Vai-se dando, assim, uma significação aos seres que se transformam progressivamente ou adiam uma forma onde, como diria Rilke, o “perder é ainda nosso”. Dizer casa ou árvore equivale por vezes a invocar algo mais do que o indício que nos permita reconhecer ou localizar coisas que entre árvores e casas o são também. Dizê-lo é ou poderá significar o conhecimento radical que cada ser em face do homem suscita e que os diversos modos de o desligar invocam. Só nesse momento saberemos medir a casa pelo seu equilíbrio, pelo espaço que ela nos restitui cheio de significações; e que a árvore se tornará tão autêntica para nós como a realidade das estações que a atravessam ou o fogo futuro em que a sua presença brilha. Ou que, ainda, pode uma casa ser tão completa e solitária como uma árvore.

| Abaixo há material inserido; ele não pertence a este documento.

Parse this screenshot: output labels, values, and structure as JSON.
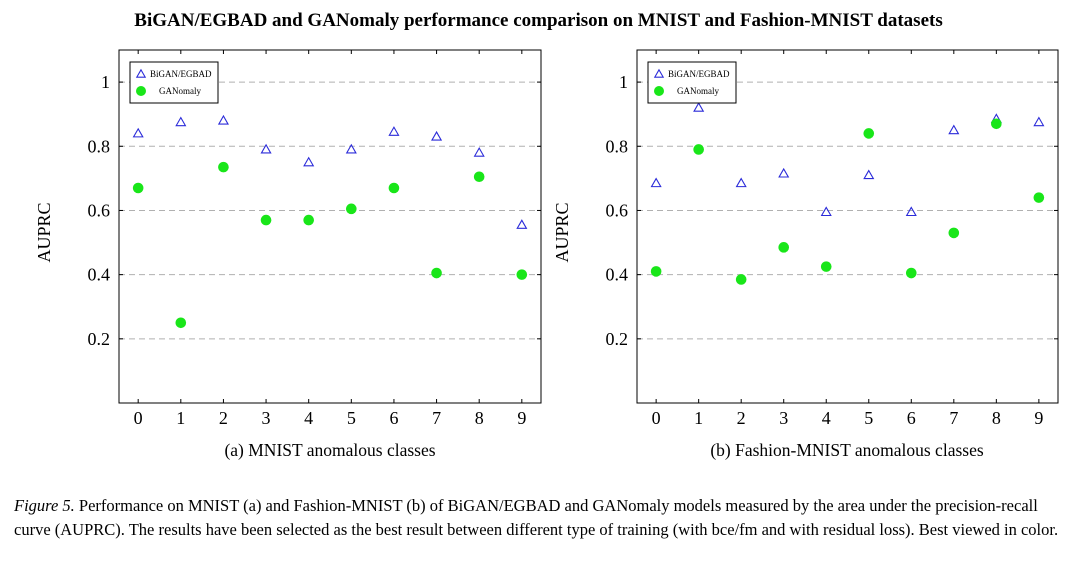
{
  "title": "BiGAN/EGBAD and GANomaly performance comparison on MNIST and Fashion-MNIST datasets",
  "colors": {
    "bigan": "#2b2bd9",
    "ganomaly": "#19e619",
    "grid": "#b0b0b0"
  },
  "chart_data": [
    {
      "type": "scatter",
      "title": "(a) MNIST anomalous classes",
      "xlabel": "",
      "ylabel": "AUPRC",
      "x": [
        0,
        1,
        2,
        3,
        4,
        5,
        6,
        7,
        8,
        9
      ],
      "xticks": [
        "0",
        "1",
        "2",
        "3",
        "4",
        "5",
        "6",
        "7",
        "8",
        "9"
      ],
      "yticks": [
        "0.2",
        "0.4",
        "0.6",
        "0.8",
        "1"
      ],
      "ytick_values": [
        0.2,
        0.4,
        0.6,
        0.8,
        1.0
      ],
      "xlim": [
        -0.45,
        9.45
      ],
      "ylim": [
        0.0,
        1.1
      ],
      "grid": "horizontal dashed",
      "legend": "top-left",
      "series": [
        {
          "name": "BiGAN/EGBAD",
          "marker": "triangle",
          "values": [
            0.84,
            0.875,
            0.88,
            0.79,
            0.75,
            0.79,
            0.845,
            0.83,
            0.78,
            0.555
          ]
        },
        {
          "name": "GANomaly",
          "marker": "circle",
          "values": [
            0.67,
            0.25,
            0.735,
            0.57,
            0.57,
            0.605,
            0.67,
            0.405,
            0.705,
            0.4
          ]
        }
      ]
    },
    {
      "type": "scatter",
      "title": "(b) Fashion-MNIST anomalous classes",
      "xlabel": "",
      "ylabel": "AUPRC",
      "x": [
        0,
        1,
        2,
        3,
        4,
        5,
        6,
        7,
        8,
        9
      ],
      "xticks": [
        "0",
        "1",
        "2",
        "3",
        "4",
        "5",
        "6",
        "7",
        "8",
        "9"
      ],
      "yticks": [
        "0.2",
        "0.4",
        "0.6",
        "0.8",
        "1"
      ],
      "ytick_values": [
        0.2,
        0.4,
        0.6,
        0.8,
        1.0
      ],
      "xlim": [
        -0.45,
        9.45
      ],
      "ylim": [
        0.0,
        1.1
      ],
      "grid": "horizontal dashed",
      "legend": "top-left",
      "series": [
        {
          "name": "BiGAN/EGBAD",
          "marker": "triangle",
          "values": [
            0.685,
            0.92,
            0.685,
            0.715,
            0.595,
            0.71,
            0.595,
            0.85,
            0.885,
            0.875
          ]
        },
        {
          "name": "GANomaly",
          "marker": "circle",
          "values": [
            0.41,
            0.79,
            0.385,
            0.485,
            0.425,
            0.84,
            0.405,
            0.53,
            0.87,
            0.64
          ]
        }
      ]
    }
  ],
  "caption": {
    "label": "Figure 5.",
    "text": " Performance on MNIST (a) and Fashion-MNIST (b) of BiGAN/EGBAD and GANomaly models measured by the area under the precision-recall curve (AUPRC). The results have been selected as the best result between different type of training (with bce/fm and with residual loss). Best viewed in color."
  }
}
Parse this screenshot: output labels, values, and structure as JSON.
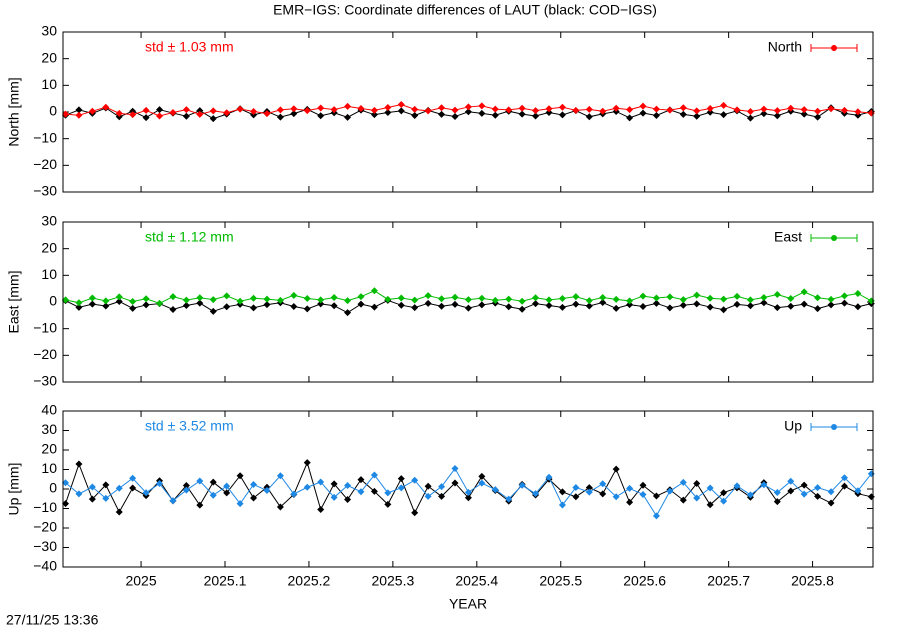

A acção do poeta consistirá em inventar ou atribuir uma ordem, um equilíbrio, a esses significados, a esses valores. E, pelo caminho das palavras, regressa-se de um mundo que se tornou ausente, embora os múltiplos sentidos que tal caminho nos propõe acabem por preencher totalmente essa ausência
(excerto de «Poesia e Sentido», in Conhecimento e Poesia, Oficina Musical, 1992)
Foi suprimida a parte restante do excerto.